Oh, stop it, she told herself. What is the point? He would be here with his girlfriend.
Anyways, maybe she would meet a cute guy at the party to tide her over until Jason and Melissa were no more; there were definitely plenty of them around!
“I love roasting marshmallows!” Michaela squealed.
They headed towards the group at the Ouija board.
“Is it bad when most of your marshmallows end up in the fire instead of in your mouth?” Michaela laughed.
They approached Amanda’s chair, attacking her with hugs from both sides, careful not to crush her elaborate mermaid’s costume.
“Hey!” She jumped up, turning around to hug them both. “You guys look fabulous!”

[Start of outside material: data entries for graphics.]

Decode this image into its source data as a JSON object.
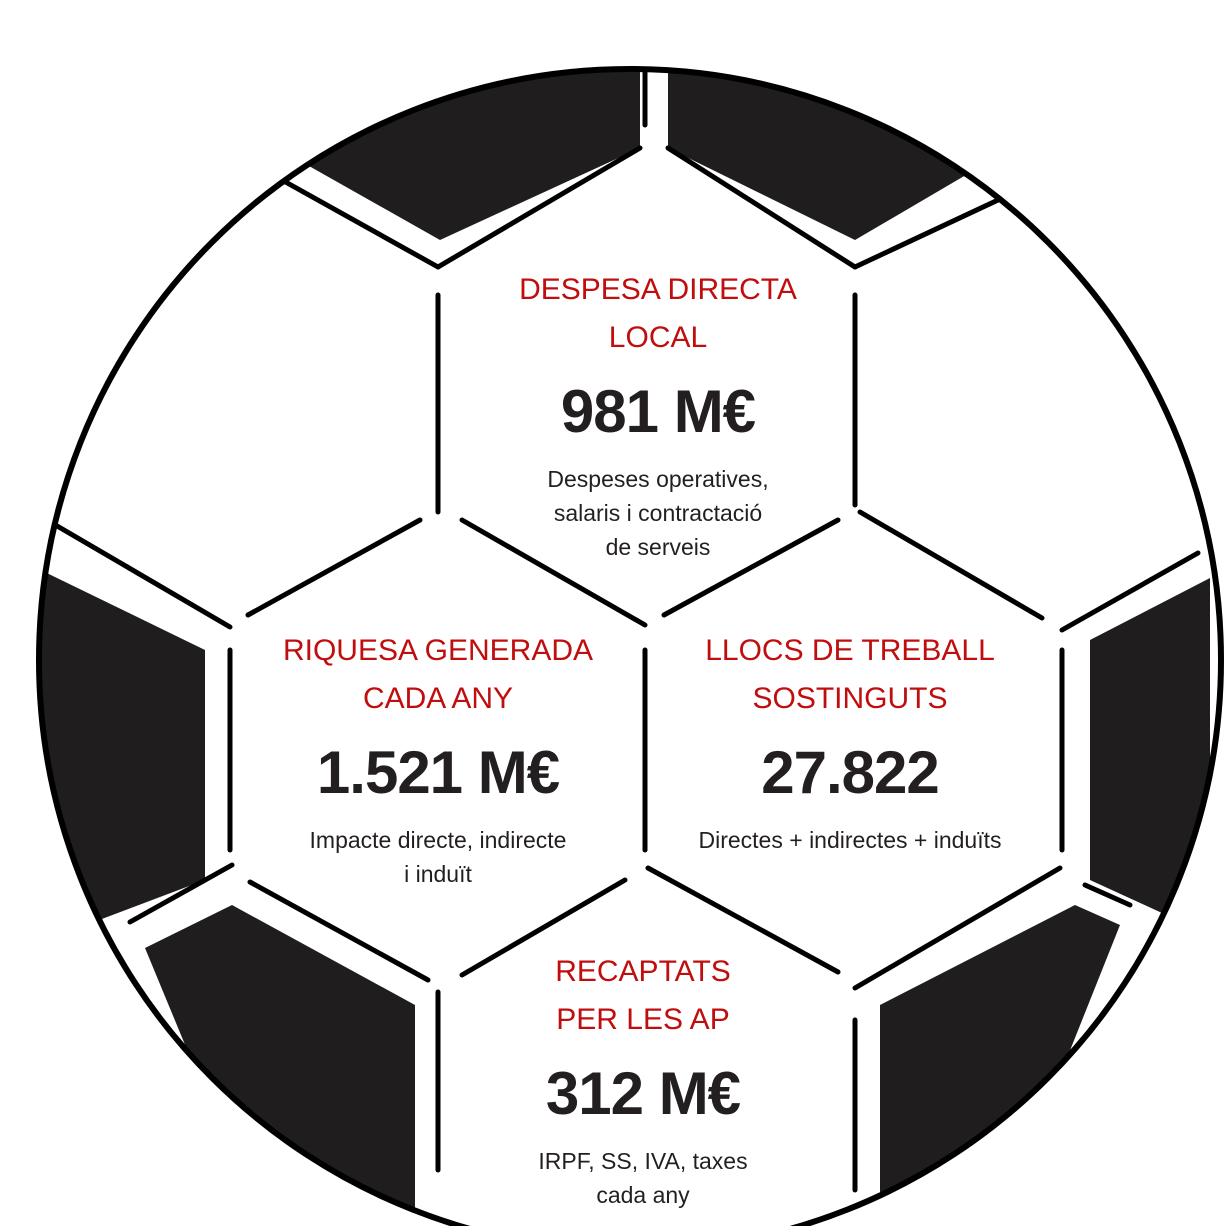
{
  "colors": {
    "title": "#c00d0d",
    "value": "#231f20",
    "panel": "#1f1d1e",
    "outline": "#000000",
    "background": "#ffffff"
  },
  "stats": {
    "despesa": {
      "title_line1": "DESPESA DIRECTA",
      "title_line2": "LOCAL",
      "value": "981 M€",
      "desc_line1": "Despeses operatives,",
      "desc_line2": "salaris i contractació",
      "desc_line3": "de serveis"
    },
    "riquesa": {
      "title_line1": "RIQUESA GENERADA",
      "title_line2": "CADA ANY",
      "value": "1.521 M€",
      "desc_line1": "Impacte directe, indirecte",
      "desc_line2": "i induït"
    },
    "llocs": {
      "title_line1": "LLOCS DE TREBALL",
      "title_line2": "SOSTINGUTS",
      "value": "27.822",
      "desc_line1": "Directes + indirectes + induïts"
    },
    "recaptats": {
      "title_line1": "RECAPTATS",
      "title_line2": "PER LES AP",
      "value": "312 M€",
      "desc_line1": "IRPF, SS, IVA, taxes",
      "desc_line2": "cada any"
    }
  }
}
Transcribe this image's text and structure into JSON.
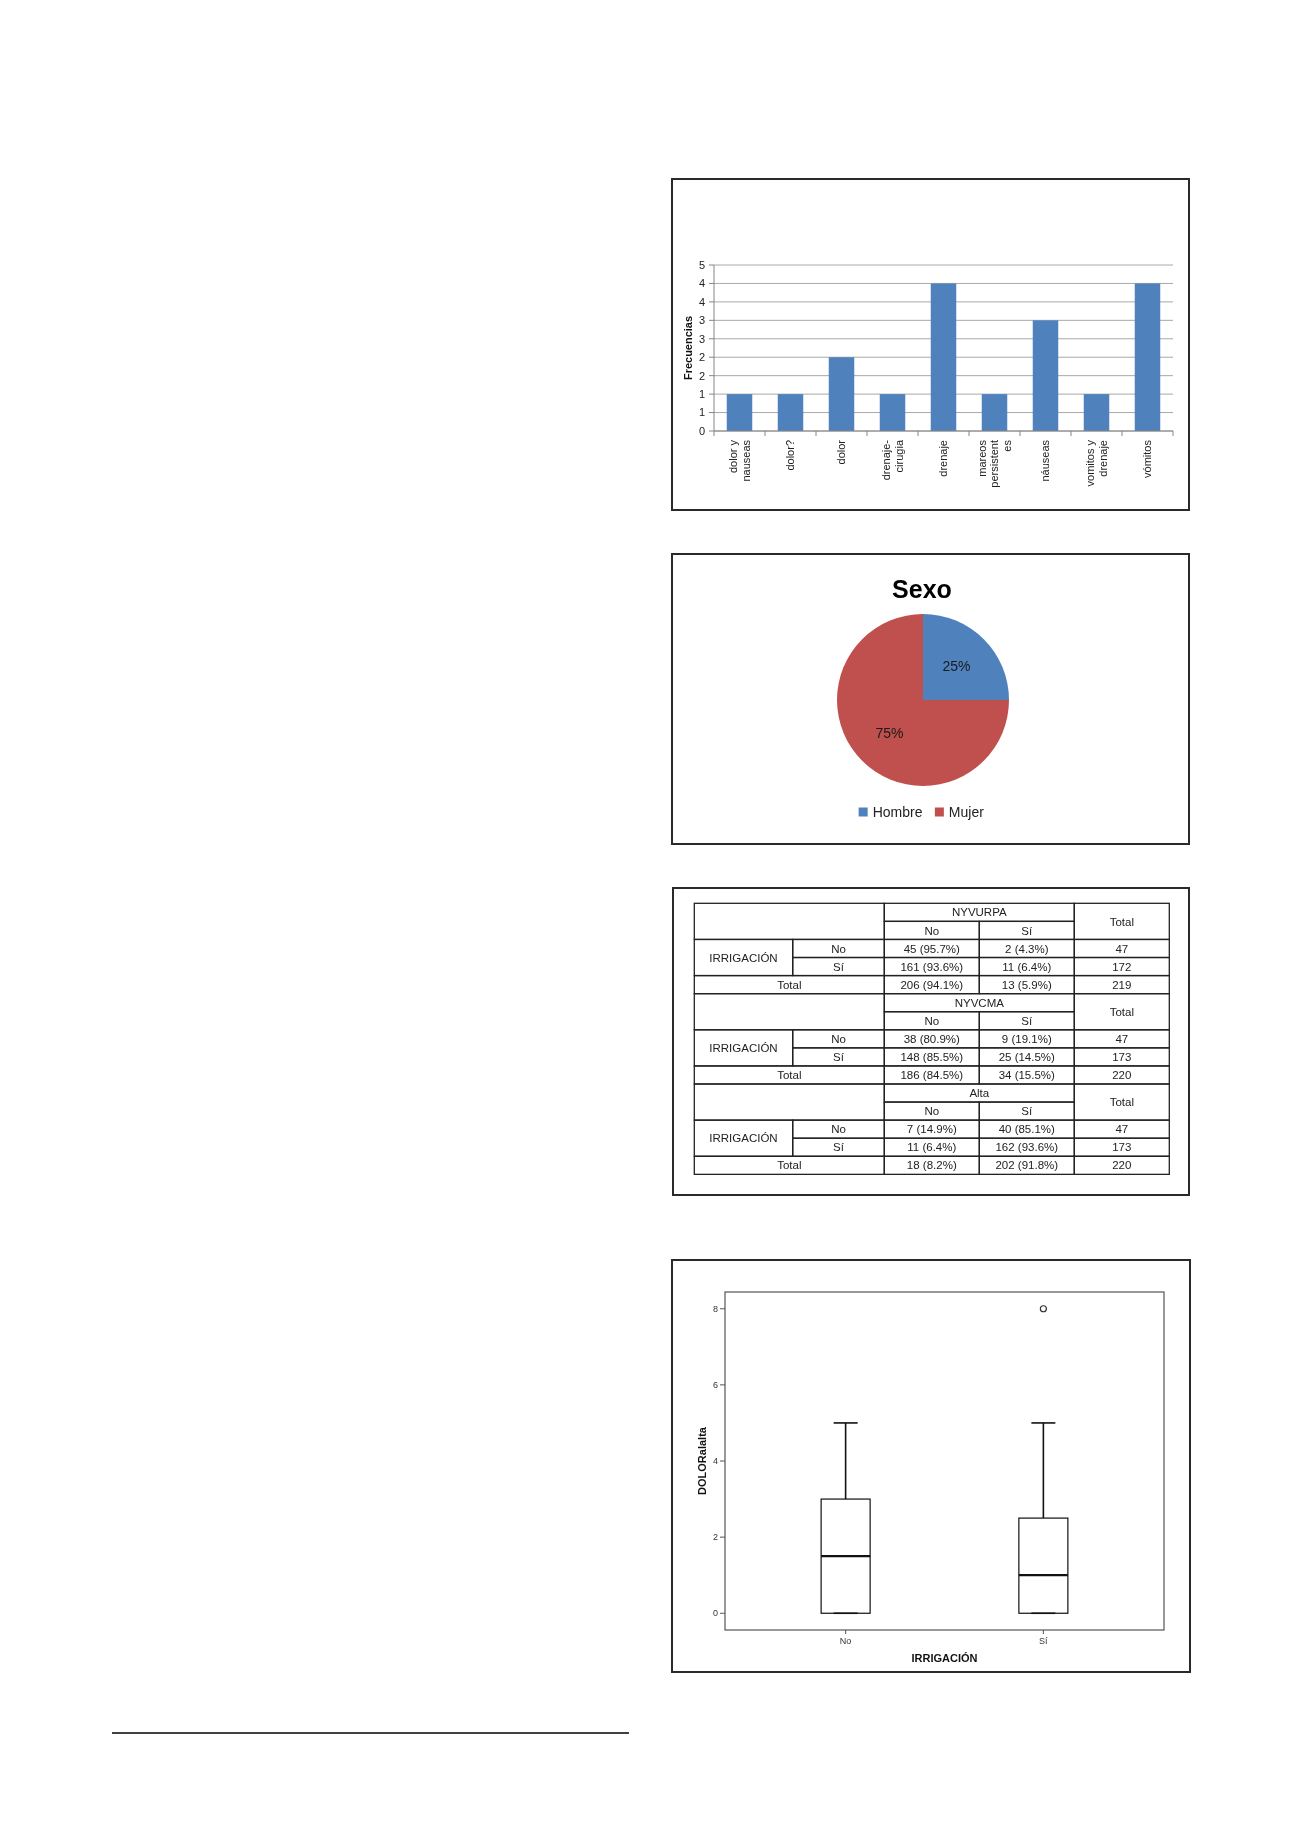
{
  "chart_data": [
    {
      "type": "bar",
      "ylabel": "Frecuencias",
      "categories": [
        "dolor y nauseas",
        "dolor?",
        "dolor",
        "drenaje-cirugia",
        "drenaje",
        "mareos persistentes",
        "náuseas",
        "vomitos y drenaje",
        "vómitos"
      ],
      "values": [
        1,
        1,
        2,
        1,
        4,
        1,
        3,
        1,
        4
      ],
      "color": "#4f81bd",
      "ylim": [
        0,
        4.5
      ],
      "yticks": [
        {
          "value": 0,
          "label": "0"
        },
        {
          "value": 0.5,
          "label": "1"
        },
        {
          "value": 1,
          "label": "1"
        },
        {
          "value": 1.5,
          "label": "2"
        },
        {
          "value": 2,
          "label": "2"
        },
        {
          "value": 2.5,
          "label": "3"
        },
        {
          "value": 3,
          "label": "3"
        },
        {
          "value": 3.5,
          "label": "4"
        },
        {
          "value": 4,
          "label": "4"
        },
        {
          "value": 4.5,
          "label": "5"
        }
      ],
      "grid": "y"
    },
    {
      "type": "pie",
      "title": "Sexo",
      "categories": [
        "Hombre",
        "Mujer"
      ],
      "values": [
        25,
        75
      ],
      "colors": [
        "#4f81bd",
        "#c0504d"
      ],
      "value_labels": [
        "25%",
        "75%"
      ],
      "legend": "bottom"
    },
    {
      "type": "other",
      "annotations": [
        "NYVURPA",
        "Total",
        "No",
        "Sí",
        "IRRIGACIÓN",
        "No",
        "45 (95.7%)",
        "2 (4.3%)",
        "47",
        "Sí",
        "161 (93.6%)",
        "11 (6.4%)",
        "172",
        "Total",
        "206 (94.1%)",
        "13 (5.9%)",
        "219",
        "NYVCMA",
        "Total",
        "No",
        "Sí",
        "IRRIGACIÓN",
        "No",
        "38 (80.9%)",
        "9 (19.1%)",
        "47",
        "Sí",
        "148 (85.5%)",
        "25 (14.5%)",
        "173",
        "Total",
        "186 (84.5%)",
        "34 (15.5%)",
        "220",
        "Alta",
        "Total",
        "No",
        "Sí",
        "IRRIGACIÓN",
        "No",
        "7 (14.9%)",
        "40 (85.1%)",
        "47",
        "Sí",
        "11 (6.4%)",
        "162 (93.6%)",
        "173",
        "Total",
        "18 (8.2%)",
        "202 (91.8%)",
        "220"
      ]
    },
    {
      "type": "box",
      "xlabel": "IRRIGACIÓN",
      "ylabel": "DOLORalalta",
      "categories": [
        "No",
        "Sí"
      ],
      "boxes": [
        {
          "low": 0,
          "q1": 0,
          "median": 1.5,
          "q3": 3,
          "high": 5
        },
        {
          "low": 0,
          "q1": 0,
          "median": 1,
          "q3": 2.5,
          "high": 5,
          "outliers": [
            8
          ]
        }
      ],
      "ylim": [
        -0.44,
        8.44
      ],
      "yticks": [
        0,
        2,
        4,
        6,
        8
      ]
    }
  ]
}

“Uh, guys, I think the board has a message for Paivi,” squealed one of Amanda’s friends, Darcy. “Look, Marina is writing it down while it moves.”
Darcy gestured to their hands on the small device gliding across the Ouija board.
“What did it spell out, Marina?” she asked.
“Just a second, I don’t think it’s done.” Marina waved Darcy off, her eyes following the planchette eagerly.
Their hands continued to move with the device.
Paivi started to get nervous. What was it going to do, tell her I KNOW for the eightieth time?
“Okay! I’ve got it!” shouted Marina. “Oh my god, Paivi!”
Paivi could feel her heart start to sink.
“Paivi loves Jeff!”
“Who is Jeff? Is he here at the party?” asked a girl dressed like Princess Leia from Star Wars.
Paivi laughed and felt a sense of relief wash over her. “Jeff? I don’t think I even know anyone named Jeff. I guess he’ll just be my mystery man!”
The banana shooting pool had overheard the girls’ conversation and raised his hand.
“Hey, my name is Jeff! Who loves me?”
They all laughed.
“According to the all-knowing Ouija, Paivi here does!” Amanda pointed her out. “Jeff, meet the new love of your life!”
“Nice!” He walked over to Paivi. “Hi, I’m Jeff the banana. Damn glad to meet you!”
He pumped her hand in an exaggerated handshake. Paivi blushed.
“Hi Jeff the banana. It’s a pleasure?!” She wasn’t so sure.
“I’ll be seeing you,” he pointed his two fingers at her like pistols, pretending to shoot, blew the smoke off of them and winked, “later! But right now I’ve got to finish my game! Bye!”
Amanda turned to Paivi and Michaela. “Do you guys want to play? We can pull up more chairs.”
“That’s cool, we’ll come play in a little bit. We want to go roast some marshmallows! Did you get stuff to make S’mores?” asked Paivi.
“Girl, you know I did! Hey, Michaela, try not to drop all of your marshmallows into the fire this time!”
Amanda’s laughter followed them out the door into the crisp evening.